The infection HPV had posed a global public health challenge, especially in regions with limited access to health-care and preventive measures, contributing to health disparities and an increased disease burden. In our research, we structured a mathematical model for the transmission dynamics of HPV infection with the effect of vaccination, asymptomatic carrier and cervical cancer. We have shown that the solution of the recommended model are positive and bounded for positive initial values of state variables. We utilized the next-generation matrix method for the calculation of the basic reproduction number \({\mathcal {R}}_0\). In addition to this, we proved that the infection-free steady-state of the system are locally asymptotically stable for \({\mathcal {R}}_0<1\) and unstable in other cases. The existence of the solution has been investigated with the help of fixed-point theory.
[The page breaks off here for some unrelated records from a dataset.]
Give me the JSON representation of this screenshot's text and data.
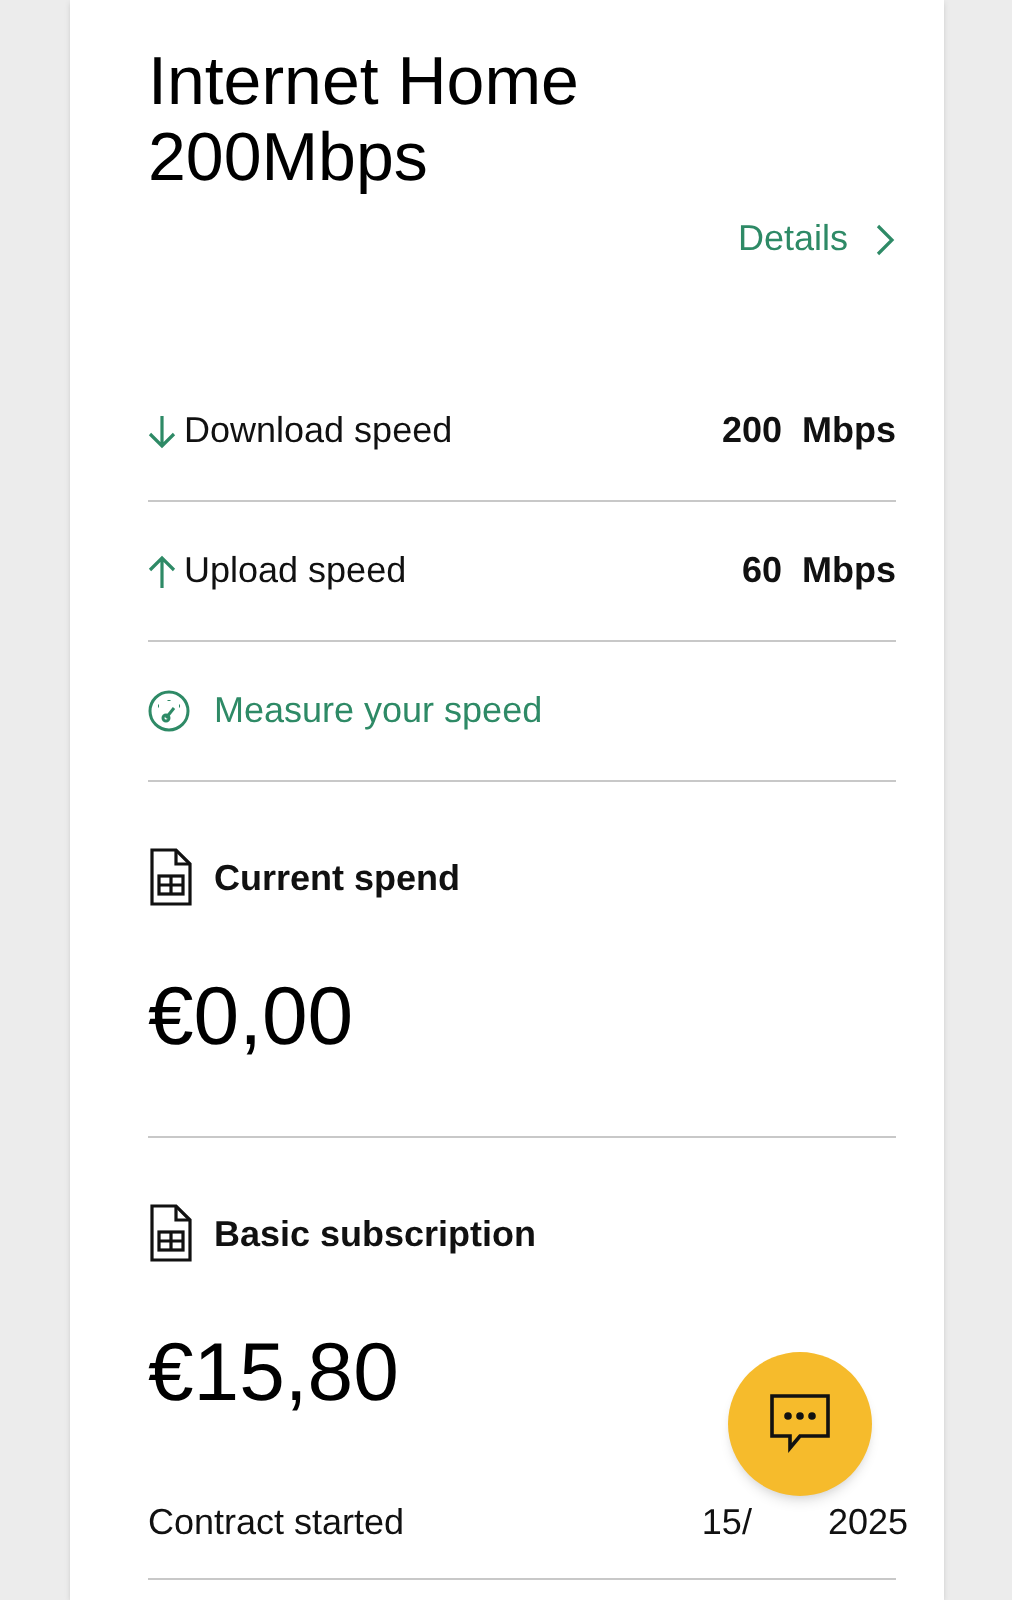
{
  "plan": {
    "title": "Internet Home 200Mbps",
    "details_link": "Details"
  },
  "speeds": [
    {
      "kind": "download",
      "label": "Download speed",
      "value": "200  Mbps"
    },
    {
      "kind": "upload",
      "label": "Upload speed",
      "value": "60  Mbps"
    }
  ],
  "measure_link": "Measure your speed",
  "costs": [
    {
      "label": "Current spend",
      "amount": "€0,00"
    },
    {
      "label": "Basic subscription",
      "amount": "€15,80"
    }
  ],
  "contract": {
    "label": "Contract started",
    "date_visible_start": "15/",
    "date_visible_end": "2025"
  }
}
We introduced a numerical scheme to elucidate the dynamic behavior of the system, aiming to demonstrate the influence of the system’s input parameters. The most critical factors of the proposed system has been visualized and are recommended to the policy makers for the control and management of the infection. In the future research work, we will examine the impact of pulse vaccination on the dynamics of HPV infection. Additionally, we intend to incorporate the dynamics of HPV infection within a stochastic framework and conduct a comparative analysis of their respective outcomes.

Ethical approval

There is no ethical issue in this work. All the authors actively participated in this research and approved it for publication.